Because the proposed MALSR has sequenced flashers that would extend onto private property located west of Colby Road, the EA will also consider light emissions.
FST will prepare a detailed discussion on the cumulative impacts of previous projects as well as future planned projects.
The EA will include a section on "Adverse Impacts Which Cannot Be Avoided" due to construction of the proposed improvements.
"Mitigation Methods to Adverse Impacts" will be a significant section in the EA. FST will investigate on-site mitigation, off-site mitigation within the same watershed, and off-site mitigation outside of the watershed area.
"The impacts will exceed those impacts eligible under the state's In-Lieu Fee program," the contract states. "FST will investigate and identify various parcels of land that may be suitable for use as off-site mitigation and present a discussion as part of this section (of the EA).
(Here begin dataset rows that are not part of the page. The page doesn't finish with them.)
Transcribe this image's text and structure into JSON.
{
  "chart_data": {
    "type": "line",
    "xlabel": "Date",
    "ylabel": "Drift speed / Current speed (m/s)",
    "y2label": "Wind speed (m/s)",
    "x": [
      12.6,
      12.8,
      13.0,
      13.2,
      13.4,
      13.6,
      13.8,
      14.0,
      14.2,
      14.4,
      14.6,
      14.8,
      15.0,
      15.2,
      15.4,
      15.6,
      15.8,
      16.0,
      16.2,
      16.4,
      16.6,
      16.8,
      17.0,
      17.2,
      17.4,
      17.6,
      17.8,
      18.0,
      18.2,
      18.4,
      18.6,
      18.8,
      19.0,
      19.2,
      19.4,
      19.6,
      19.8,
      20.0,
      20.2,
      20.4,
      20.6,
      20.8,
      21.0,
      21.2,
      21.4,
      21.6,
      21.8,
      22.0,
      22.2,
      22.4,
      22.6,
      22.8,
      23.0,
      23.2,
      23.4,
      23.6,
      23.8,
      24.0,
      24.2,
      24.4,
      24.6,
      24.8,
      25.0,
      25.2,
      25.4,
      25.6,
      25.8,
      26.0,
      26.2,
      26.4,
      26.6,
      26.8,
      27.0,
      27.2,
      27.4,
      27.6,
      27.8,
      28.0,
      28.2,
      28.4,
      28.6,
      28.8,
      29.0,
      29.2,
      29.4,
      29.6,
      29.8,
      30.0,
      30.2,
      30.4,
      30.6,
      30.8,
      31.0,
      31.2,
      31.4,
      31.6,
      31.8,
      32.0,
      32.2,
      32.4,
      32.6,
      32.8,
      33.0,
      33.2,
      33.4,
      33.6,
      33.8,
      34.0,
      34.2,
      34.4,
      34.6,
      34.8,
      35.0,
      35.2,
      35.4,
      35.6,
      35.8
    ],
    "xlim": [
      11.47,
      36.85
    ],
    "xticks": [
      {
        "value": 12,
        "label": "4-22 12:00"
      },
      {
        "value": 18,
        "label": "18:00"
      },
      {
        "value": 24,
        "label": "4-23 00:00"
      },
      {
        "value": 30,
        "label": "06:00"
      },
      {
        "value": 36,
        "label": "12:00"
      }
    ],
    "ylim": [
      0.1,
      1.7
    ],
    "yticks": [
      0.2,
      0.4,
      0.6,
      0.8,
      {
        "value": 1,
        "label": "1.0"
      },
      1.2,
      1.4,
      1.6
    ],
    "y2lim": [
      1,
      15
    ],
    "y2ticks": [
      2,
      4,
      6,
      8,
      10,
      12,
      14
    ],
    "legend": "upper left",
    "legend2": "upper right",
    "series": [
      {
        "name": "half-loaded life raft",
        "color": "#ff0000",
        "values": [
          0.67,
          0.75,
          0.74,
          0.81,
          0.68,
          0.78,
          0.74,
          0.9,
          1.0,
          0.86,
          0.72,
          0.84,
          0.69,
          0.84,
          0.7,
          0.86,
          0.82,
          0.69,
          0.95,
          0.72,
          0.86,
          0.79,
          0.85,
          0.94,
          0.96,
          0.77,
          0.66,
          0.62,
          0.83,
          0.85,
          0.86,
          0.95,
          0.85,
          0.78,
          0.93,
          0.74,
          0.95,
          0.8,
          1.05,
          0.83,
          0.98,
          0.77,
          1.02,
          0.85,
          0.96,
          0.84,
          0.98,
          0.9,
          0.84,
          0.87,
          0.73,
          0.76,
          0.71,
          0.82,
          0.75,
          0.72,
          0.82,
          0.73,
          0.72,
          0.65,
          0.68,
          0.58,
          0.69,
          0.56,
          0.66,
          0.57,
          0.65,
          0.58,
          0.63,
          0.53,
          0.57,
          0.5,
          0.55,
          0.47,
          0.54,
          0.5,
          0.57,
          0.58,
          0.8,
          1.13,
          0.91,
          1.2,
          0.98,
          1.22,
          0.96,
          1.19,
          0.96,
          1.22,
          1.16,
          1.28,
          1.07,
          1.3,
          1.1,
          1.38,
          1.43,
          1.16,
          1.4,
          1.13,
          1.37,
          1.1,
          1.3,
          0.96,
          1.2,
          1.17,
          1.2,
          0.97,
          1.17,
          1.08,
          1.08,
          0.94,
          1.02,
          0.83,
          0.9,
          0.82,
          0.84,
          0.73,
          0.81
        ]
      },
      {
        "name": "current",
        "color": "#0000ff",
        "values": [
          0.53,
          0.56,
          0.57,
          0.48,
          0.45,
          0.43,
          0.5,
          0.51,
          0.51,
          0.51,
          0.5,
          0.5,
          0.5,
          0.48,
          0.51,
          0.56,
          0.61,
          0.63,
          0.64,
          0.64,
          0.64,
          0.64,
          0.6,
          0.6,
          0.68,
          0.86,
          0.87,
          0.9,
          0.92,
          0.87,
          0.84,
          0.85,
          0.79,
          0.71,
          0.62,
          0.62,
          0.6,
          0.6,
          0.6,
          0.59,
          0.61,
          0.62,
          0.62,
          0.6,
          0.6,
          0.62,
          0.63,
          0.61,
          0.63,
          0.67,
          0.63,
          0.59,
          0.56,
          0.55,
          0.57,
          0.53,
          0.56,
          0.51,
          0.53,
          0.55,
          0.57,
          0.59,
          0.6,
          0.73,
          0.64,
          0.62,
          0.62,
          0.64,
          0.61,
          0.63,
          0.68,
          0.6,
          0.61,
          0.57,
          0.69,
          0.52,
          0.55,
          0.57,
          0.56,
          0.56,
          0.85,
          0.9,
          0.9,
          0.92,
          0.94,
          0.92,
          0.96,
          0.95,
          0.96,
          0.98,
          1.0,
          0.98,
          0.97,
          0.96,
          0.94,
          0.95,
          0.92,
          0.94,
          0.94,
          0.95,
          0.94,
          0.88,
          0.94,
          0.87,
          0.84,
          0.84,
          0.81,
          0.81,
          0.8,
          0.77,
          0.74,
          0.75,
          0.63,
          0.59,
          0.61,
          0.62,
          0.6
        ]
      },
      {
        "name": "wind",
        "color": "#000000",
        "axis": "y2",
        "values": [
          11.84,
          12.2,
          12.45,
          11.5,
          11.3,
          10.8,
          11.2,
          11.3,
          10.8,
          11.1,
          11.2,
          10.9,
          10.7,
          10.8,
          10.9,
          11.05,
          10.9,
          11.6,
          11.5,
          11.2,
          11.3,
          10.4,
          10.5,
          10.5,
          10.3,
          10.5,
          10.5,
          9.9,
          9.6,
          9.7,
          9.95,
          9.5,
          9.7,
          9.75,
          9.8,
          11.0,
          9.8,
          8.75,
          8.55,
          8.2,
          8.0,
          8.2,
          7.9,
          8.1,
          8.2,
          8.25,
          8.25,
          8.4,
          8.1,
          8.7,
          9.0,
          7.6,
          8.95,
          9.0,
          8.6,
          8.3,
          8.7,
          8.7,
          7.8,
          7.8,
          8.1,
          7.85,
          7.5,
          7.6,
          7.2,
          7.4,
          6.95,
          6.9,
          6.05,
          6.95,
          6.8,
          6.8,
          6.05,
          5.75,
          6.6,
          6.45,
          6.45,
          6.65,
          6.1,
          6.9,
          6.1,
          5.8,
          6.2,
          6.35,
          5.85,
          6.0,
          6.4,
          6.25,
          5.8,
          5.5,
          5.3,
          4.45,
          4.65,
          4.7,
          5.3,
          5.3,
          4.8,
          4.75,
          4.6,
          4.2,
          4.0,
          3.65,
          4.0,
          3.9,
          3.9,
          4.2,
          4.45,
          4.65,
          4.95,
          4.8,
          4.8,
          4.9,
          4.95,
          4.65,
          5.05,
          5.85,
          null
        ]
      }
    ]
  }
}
Conceptual estimates of wetland impact range from approximately 8 acres to 14 acres, depending upon the selected taxiway profile and side slope variations."
FST will hold two public informational meetings during the EA process. "The purpose of the two meetings is to present the proposed projects to the general public to obtain public input and respond to comments received," the contract states.
Upon approval of the EA, FST
Will prepare a FONSI (Finding of No Significant Impact) that details the reasons why the proposed action will not have an adverse impact on the environment.
A draft FONSI will be prepared and distributed to NHDOT, FAA, and the owner for review and comment.
Once approved by NHDOT, FAA and the owner, FST will distribute the FONSI to agencies and individuals that either made substantive comments or specifically requested copies.
The Final EA will incorporate all comments, plan modifications, and mitigation modifications identified by review agencies and 50 copies will be prepared for public distribution.
During the EA process, FST will attend six of the Airport Commission meetings to keep members abreast of the EA's progress and to address potential conflicts.
The EA is expected to be completed in the fall of 2011.